Top 5 Wednesday is a weekly meme from Goodreads, and this week’s topic is: series that got worse with each book/season. Unfortunately, I knew immediately what I would write about!

Old Man Logan was an awesome way of restarting Wolverine’s story, and a movie based on the series will be coming out in 2017. The first book had an intriguing line up of past and future heroes and villains, and I liked the dusty western-like feel to the illustrations. But going forward, the books had an author and illustrator change, and it is now in the Secret Wars/Warzones series, and that absolutely kills it for me. This new planet in the Marvel Universe where anything goes, rubs me the wrong way. It’s sloppy storytelling, where continuity doesn’t matter and because of that, I no longer am interested in reading the rest of the series.

Marvel 1602 was penned by the famous Neil Gaiman and I loved it. I again had the problem of the artist changing in future volumes, and the rest of the series looked amateurish to me. Kathleen recently read 1602: Witch Hunter Angela and liked it, but it is now in the Secret Wars/Warzones series, which as I stated, I hate. Done.

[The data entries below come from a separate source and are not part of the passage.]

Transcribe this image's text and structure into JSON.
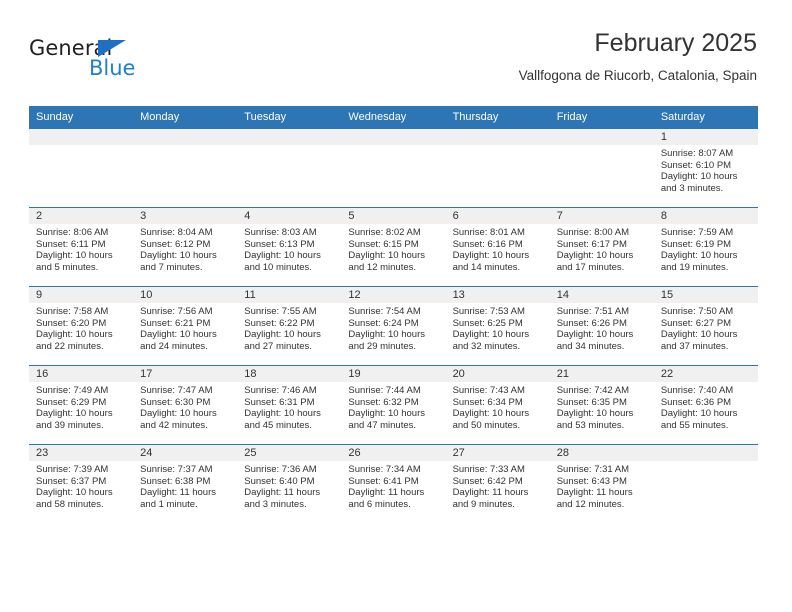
{
  "brand": {
    "name_part1": "General",
    "name_part2": "Blue",
    "accent_color": "#1f7fd0",
    "triangle_color": "#1f6fc4"
  },
  "header": {
    "title": "February 2025",
    "subtitle": "Vallfogona de Riucorb, Catalonia, Spain"
  },
  "theme": {
    "header_bg": "#2e75b6",
    "date_strip_bg": "#f0f0f0",
    "text_color": "#333333"
  },
  "weekdays": [
    "Sunday",
    "Monday",
    "Tuesday",
    "Wednesday",
    "Thursday",
    "Friday",
    "Saturday"
  ],
  "weeks": [
    [
      {
        "day": "",
        "sunrise": "",
        "sunset": "",
        "daylight1": "",
        "daylight2": "",
        "empty": true
      },
      {
        "day": "",
        "sunrise": "",
        "sunset": "",
        "daylight1": "",
        "daylight2": "",
        "empty": true
      },
      {
        "day": "",
        "sunrise": "",
        "sunset": "",
        "daylight1": "",
        "daylight2": "",
        "empty": true
      },
      {
        "day": "",
        "sunrise": "",
        "sunset": "",
        "daylight1": "",
        "daylight2": "",
        "empty": true
      },
      {
        "day": "",
        "sunrise": "",
        "sunset": "",
        "daylight1": "",
        "daylight2": "",
        "empty": true
      },
      {
        "day": "",
        "sunrise": "",
        "sunset": "",
        "daylight1": "",
        "daylight2": "",
        "empty": true
      },
      {
        "day": "1",
        "sunrise": "Sunrise: 8:07 AM",
        "sunset": "Sunset: 6:10 PM",
        "daylight1": "Daylight: 10 hours",
        "daylight2": "and 3 minutes.",
        "empty": false
      }
    ],
    [
      {
        "day": "2",
        "sunrise": "Sunrise: 8:06 AM",
        "sunset": "Sunset: 6:11 PM",
        "daylight1": "Daylight: 10 hours",
        "daylight2": "and 5 minutes.",
        "empty": false
      },
      {
        "day": "3",
        "sunrise": "Sunrise: 8:04 AM",
        "sunset": "Sunset: 6:12 PM",
        "daylight1": "Daylight: 10 hours",
        "daylight2": "and 7 minutes.",
        "empty": false
      },
      {
        "day": "4",
        "sunrise": "Sunrise: 8:03 AM",
        "sunset": "Sunset: 6:13 PM",
        "daylight1": "Daylight: 10 hours",
        "daylight2": "and 10 minutes.",
        "empty": false
      },
      {
        "day": "5",
        "sunrise": "Sunrise: 8:02 AM",
        "sunset": "Sunset: 6:15 PM",
        "daylight1": "Daylight: 10 hours",
        "daylight2": "and 12 minutes.",
        "empty": false
      },
      {
        "day": "6",
        "sunrise": "Sunrise: 8:01 AM",
        "sunset": "Sunset: 6:16 PM",
        "daylight1": "Daylight: 10 hours",
        "daylight2": "and 14 minutes.",
        "empty": false
      },
      {
        "day": "7",
        "sunrise": "Sunrise: 8:00 AM",
        "sunset": "Sunset: 6:17 PM",
        "daylight1": "Daylight: 10 hours",
        "daylight2": "and 17 minutes.",
        "empty": false
      },
      {
        "day": "8",
        "sunrise": "Sunrise: 7:59 AM",
        "sunset": "Sunset: 6:19 PM",
        "daylight1": "Daylight: 10 hours",
        "daylight2": "and 19 minutes.",
        "empty": false
      }
    ],
    [
      {
        "day": "9",
        "sunrise": "Sunrise: 7:58 AM",
        "sunset": "Sunset: 6:20 PM",
        "daylight1": "Daylight: 10 hours",
        "daylight2": "and 22 minutes.",
        "empty": false
      },
      {
        "day": "10",
        "sunrise": "Sunrise: 7:56 AM",
        "sunset": "Sunset: 6:21 PM",
        "daylight1": "Daylight: 10 hours",
        "daylight2": "and 24 minutes.",
        "empty": false
      },
      {
        "day": "11",
        "sunrise": "Sunrise: 7:55 AM",
        "sunset": "Sunset: 6:22 PM",
        "daylight1": "Daylight: 10 hours",
        "daylight2": "and 27 minutes.",
        "empty": false
      },
      {
        "day": "12",
        "sunrise": "Sunrise: 7:54 AM",
        "sunset": "Sunset: 6:24 PM",
        "daylight1": "Daylight: 10 hours",
        "daylight2": "and 29 minutes.",
        "empty": false
      },
      {
        "day": "13",
        "sunrise": "Sunrise: 7:53 AM",
        "sunset": "Sunset: 6:25 PM",
        "daylight1": "Daylight: 10 hours",
        "daylight2": "and 32 minutes.",
        "empty": false
      },
      {
        "day": "14",
        "sunrise": "Sunrise: 7:51 AM",
        "sunset": "Sunset: 6:26 PM",
        "daylight1": "Daylight: 10 hours",
        "daylight2": "and 34 minutes.",
        "empty": false
      },
      {
        "day": "15",
        "sunrise": "Sunrise: 7:50 AM",
        "sunset": "Sunset: 6:27 PM",
        "daylight1": "Daylight: 10 hours",
        "daylight2": "and 37 minutes.",
        "empty": false
      }
    ],
    [
      {
        "day": "16",
        "sunrise": "Sunrise: 7:49 AM",
        "sunset": "Sunset: 6:29 PM",
        "daylight1": "Daylight: 10 hours",
        "daylight2": "and 39 minutes.",
        "empty": false
      },
      {
        "day": "17",
        "sunrise": "Sunrise: 7:47 AM",
        "sunset": "Sunset: 6:30 PM",
        "daylight1": "Daylight: 10 hours",
        "daylight2": "and 42 minutes.",
        "empty": false
      },
      {
        "day": "18",
        "sunrise": "Sunrise: 7:46 AM",
        "sunset": "Sunset: 6:31 PM",
        "daylight1": "Daylight: 10 hours",
        "daylight2": "and 45 minutes.",
        "empty": false
      },
      {
        "day": "19",
        "sunrise": "Sunrise: 7:44 AM",
        "sunset": "Sunset: 6:32 PM",
        "daylight1": "Daylight: 10 hours",
        "daylight2": "and 47 minutes.",
        "empty": false
      },
      {
        "day": "20",
        "sunrise": "Sunrise: 7:43 AM",
        "sunset": "Sunset: 6:34 PM",
        "daylight1": "Daylight: 10 hours",
        "daylight2": "and 50 minutes.",
        "empty": false
      },
      {
        "day": "21",
        "sunrise": "Sunrise: 7:42 AM",
        "sunset": "Sunset: 6:35 PM",
        "daylight1": "Daylight: 10 hours",
        "daylight2": "and 53 minutes.",
        "empty": false
      },
      {
        "day": "22",
        "sunrise": "Sunrise: 7:40 AM",
        "sunset": "Sunset: 6:36 PM",
        "daylight1": "Daylight: 10 hours",
        "daylight2": "and 55 minutes.",
        "empty": false
      }
    ],
    [
      {
        "day": "23",
        "sunrise": "Sunrise: 7:39 AM",
        "sunset": "Sunset: 6:37 PM",
        "daylight1": "Daylight: 10 hours",
        "daylight2": "and 58 minutes.",
        "empty": false
      },
      {
        "day": "24",
        "sunrise": "Sunrise: 7:37 AM",
        "sunset": "Sunset: 6:38 PM",
        "daylight1": "Daylight: 11 hours",
        "daylight2": "and 1 minute.",
        "empty": false
      },
      {
        "day": "25",
        "sunrise": "Sunrise: 7:36 AM",
        "sunset": "Sunset: 6:40 PM",
        "daylight1": "Daylight: 11 hours",
        "daylight2": "and 3 minutes.",
        "empty": false
      },
      {
        "day": "26",
        "sunrise": "Sunrise: 7:34 AM",
        "sunset": "Sunset: 6:41 PM",
        "daylight1": "Daylight: 11 hours",
        "daylight2": "and 6 minutes.",
        "empty": false
      },
      {
        "day": "27",
        "sunrise": "Sunrise: 7:33 AM",
        "sunset": "Sunset: 6:42 PM",
        "daylight1": "Daylight: 11 hours",
        "daylight2": "and 9 minutes.",
        "empty": false
      },
      {
        "day": "28",
        "sunrise": "Sunrise: 7:31 AM",
        "sunset": "Sunset: 6:43 PM",
        "daylight1": "Daylight: 11 hours",
        "daylight2": "and 12 minutes.",
        "empty": false
      },
      {
        "day": "",
        "sunrise": "",
        "sunset": "",
        "daylight1": "",
        "daylight2": "",
        "empty": true
      }
    ]
  ]
}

The X Files tv series was an absolute favorite of mine for many years. Dana Scully was a tough, smart professional who was beautiful, but that attribute was secondary, for she was all business. Fox Mulder was the believer, who was good looking enough for me to appreciate, but he also was a professional that wanted to solve the mysterious cases. Their relationship was realistic, with witty banter, and a touch of romantic tension between them. I usually liked the stand alone episodes the best, because the mythology of the series started to become unwieldy. When David Duchovny left the series for awhile and two other actors were brought in, the quality went down, way down. But I refused to give up on it. I’ve watched all the movies, and I enjoyed the recent reboot. True believers never gave up on Scully and Mulder!

The YA book, Life As We Knew It, was a solid dystopian novel about if the moon got knocked off orbit and how our weather would change drastically, which led to chaos. The main character was likable, the plot was realistic and I imagined what I would do under the same circumstances. The next two books in the series continued with the same family but also introduced another family into the mix. The quality declined, but still a good trilogy. Then the author decided to tack on another book, The Shade of the Moon, and ruined the whole series for me. Read my scathing Goodreads review to understand why.

Another example of a how a fourth book undermines the earlier books, is The Giver series. The first in the series is a classic, and for good reason. The village and moral dilemmas are fully fleshed out, and youth connect with the message of the novel. The second and third books deal with other people and villages, and it doesn’t seem as if they all reside in the same world. The fourth book, makes mention of a few earlier characters from the previous three books, but is very disjointed and rambling. Just read the first in the series, and leave it at that.

So readers, do you agree with my choices? What are your thoughts on the books and series I mentioned?